“And it’s the same with Mexicans. They are the prettiest babies; nice young men. Ramon, with his fine color and wonderful eyes, is too handsome to live just now. But after a while he’ll grow stout and lazy from over-feeding and acquire pimples and blotches till his face looks like a scorched hide. Right now he’s so romantic he’d twang a guitar all night under Lee’s window. After a while she wouldn’t be able to sleep for his snores. Now he’d fly at her bidding. Later, she’d fly at his. She would live behind bars while she was young; go without love in her middle age, be tyrannized and bulldozed all the time.”
“But do you think she would really do it?”
“Indeed, yes! She’s highly idealistic, and was trained by her father in the old ideas. Now that she has given her word, it will take wild horses to pull her from it—or wild men.”
After a sidelong glance that gave her the hard glint of his eyes above the firm mouth, set jaw, she went on, with a little satisfied nod: “Now listen! Ramon will be easier to handle. Being Mexican, he’s sensitive as a tarantula, irritable as a scorpion, jealous as a cat. Now that she’s promised, he will look upon her as his, body and soul, and if her glance so much as strays in any one else’s direction, he’ll be ready to kill. It ought to be quite easy to provoke him to the point where he will either break the engagement or give her cause. In other words, you must force him to play your hand.”
She continued, with a little deprecatory laugh: “I know it’s a low-down trick, but it may stave off something worse. Before he would let Lee marry Ramon, I feel sure Mr. Perrin would kill him.”
A mischievous grin broke up Gordon’s grimness. “So we are not altogether disinterested. We could never stand to see Bull get in bad.”
She laughed softly, happily, looking away, and lapsed into silence which endured while they rode up and over the last slope that laid the hacienda at their feet.

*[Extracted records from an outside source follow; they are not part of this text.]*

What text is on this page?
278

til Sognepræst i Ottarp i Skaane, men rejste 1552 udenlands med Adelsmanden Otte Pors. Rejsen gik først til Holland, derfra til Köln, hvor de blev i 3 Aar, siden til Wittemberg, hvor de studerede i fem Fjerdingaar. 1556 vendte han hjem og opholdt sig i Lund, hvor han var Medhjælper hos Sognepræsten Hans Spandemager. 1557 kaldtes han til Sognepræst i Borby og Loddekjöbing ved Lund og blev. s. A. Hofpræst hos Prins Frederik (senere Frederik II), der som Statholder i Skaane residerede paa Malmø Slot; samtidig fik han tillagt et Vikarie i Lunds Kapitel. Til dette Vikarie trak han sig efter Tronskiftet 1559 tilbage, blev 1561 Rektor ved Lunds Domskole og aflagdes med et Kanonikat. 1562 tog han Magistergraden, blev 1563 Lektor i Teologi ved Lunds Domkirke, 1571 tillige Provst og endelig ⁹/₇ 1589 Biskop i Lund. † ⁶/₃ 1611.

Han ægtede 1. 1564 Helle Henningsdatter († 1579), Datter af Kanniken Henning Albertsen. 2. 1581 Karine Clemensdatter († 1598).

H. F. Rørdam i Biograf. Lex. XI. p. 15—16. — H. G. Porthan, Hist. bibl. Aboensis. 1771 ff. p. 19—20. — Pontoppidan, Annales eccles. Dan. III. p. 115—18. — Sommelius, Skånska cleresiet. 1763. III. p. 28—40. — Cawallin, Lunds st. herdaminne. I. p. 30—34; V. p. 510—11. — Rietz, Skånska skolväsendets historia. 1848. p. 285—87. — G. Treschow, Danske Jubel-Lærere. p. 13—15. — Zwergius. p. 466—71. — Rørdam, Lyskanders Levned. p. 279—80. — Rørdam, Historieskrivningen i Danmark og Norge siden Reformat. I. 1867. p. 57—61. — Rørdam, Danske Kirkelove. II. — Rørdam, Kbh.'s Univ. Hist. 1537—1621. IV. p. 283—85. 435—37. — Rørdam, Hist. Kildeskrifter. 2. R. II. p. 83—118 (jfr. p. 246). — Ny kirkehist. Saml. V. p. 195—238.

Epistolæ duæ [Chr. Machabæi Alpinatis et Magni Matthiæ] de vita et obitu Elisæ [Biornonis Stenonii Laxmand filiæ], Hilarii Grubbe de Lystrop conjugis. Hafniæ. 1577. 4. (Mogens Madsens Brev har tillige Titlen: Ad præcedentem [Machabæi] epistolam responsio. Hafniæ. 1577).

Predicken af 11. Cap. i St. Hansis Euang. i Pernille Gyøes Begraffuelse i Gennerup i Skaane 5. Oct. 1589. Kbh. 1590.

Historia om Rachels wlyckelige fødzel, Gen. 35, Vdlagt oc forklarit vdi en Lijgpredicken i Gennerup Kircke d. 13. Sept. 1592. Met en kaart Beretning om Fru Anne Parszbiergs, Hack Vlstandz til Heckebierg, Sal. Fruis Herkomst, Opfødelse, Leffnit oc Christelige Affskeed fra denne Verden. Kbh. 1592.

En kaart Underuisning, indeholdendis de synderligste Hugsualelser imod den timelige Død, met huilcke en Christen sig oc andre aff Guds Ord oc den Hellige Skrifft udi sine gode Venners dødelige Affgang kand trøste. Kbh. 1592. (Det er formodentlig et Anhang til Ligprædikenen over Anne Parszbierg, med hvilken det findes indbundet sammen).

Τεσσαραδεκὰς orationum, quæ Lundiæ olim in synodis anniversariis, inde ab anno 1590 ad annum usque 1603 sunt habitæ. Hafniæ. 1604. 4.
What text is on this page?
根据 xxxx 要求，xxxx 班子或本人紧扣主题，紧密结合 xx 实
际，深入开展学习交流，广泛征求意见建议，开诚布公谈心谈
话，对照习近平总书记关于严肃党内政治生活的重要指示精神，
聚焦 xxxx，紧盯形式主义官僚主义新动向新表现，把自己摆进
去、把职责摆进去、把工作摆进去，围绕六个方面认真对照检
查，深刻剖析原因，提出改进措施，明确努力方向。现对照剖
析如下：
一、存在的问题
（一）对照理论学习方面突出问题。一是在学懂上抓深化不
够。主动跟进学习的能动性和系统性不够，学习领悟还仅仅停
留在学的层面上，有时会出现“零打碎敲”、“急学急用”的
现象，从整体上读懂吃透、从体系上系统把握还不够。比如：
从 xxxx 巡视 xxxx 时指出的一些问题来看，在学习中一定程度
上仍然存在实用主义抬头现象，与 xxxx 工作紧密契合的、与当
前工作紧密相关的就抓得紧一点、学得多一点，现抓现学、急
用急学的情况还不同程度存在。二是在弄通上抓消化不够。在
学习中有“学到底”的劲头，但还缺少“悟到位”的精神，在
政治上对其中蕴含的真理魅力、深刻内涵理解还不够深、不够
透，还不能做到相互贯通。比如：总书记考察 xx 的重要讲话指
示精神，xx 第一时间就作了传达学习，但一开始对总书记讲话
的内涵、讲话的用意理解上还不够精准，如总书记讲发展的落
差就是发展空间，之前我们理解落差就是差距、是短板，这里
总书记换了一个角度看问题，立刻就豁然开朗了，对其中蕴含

Its walls and courts, patio, painted adobes, lay, a small city of gold magnificently blazoned by the rich red brush of the setting sun. The glossy crests of the shading cottonwoods flamed a deep apricot under a sky that spread its glories of saffron, and cinnabar purple, and umber, down over the horizon. All about them the pastures laid an undulating carpet, violet in the hollows, crimson on the hills. From the stubby chimneys soft smoke pennons trailed away till lost in the smoldering dusk of the east. Up through the clear air came a soft cooing of woman voices broken by laughter, low, sweet, infinitely wild.
The widow lowered her voice in harmony with the peace of it all. “It is a great prize.”
He nodded. “It’s beautiful, but—I’d love her as much in rags.”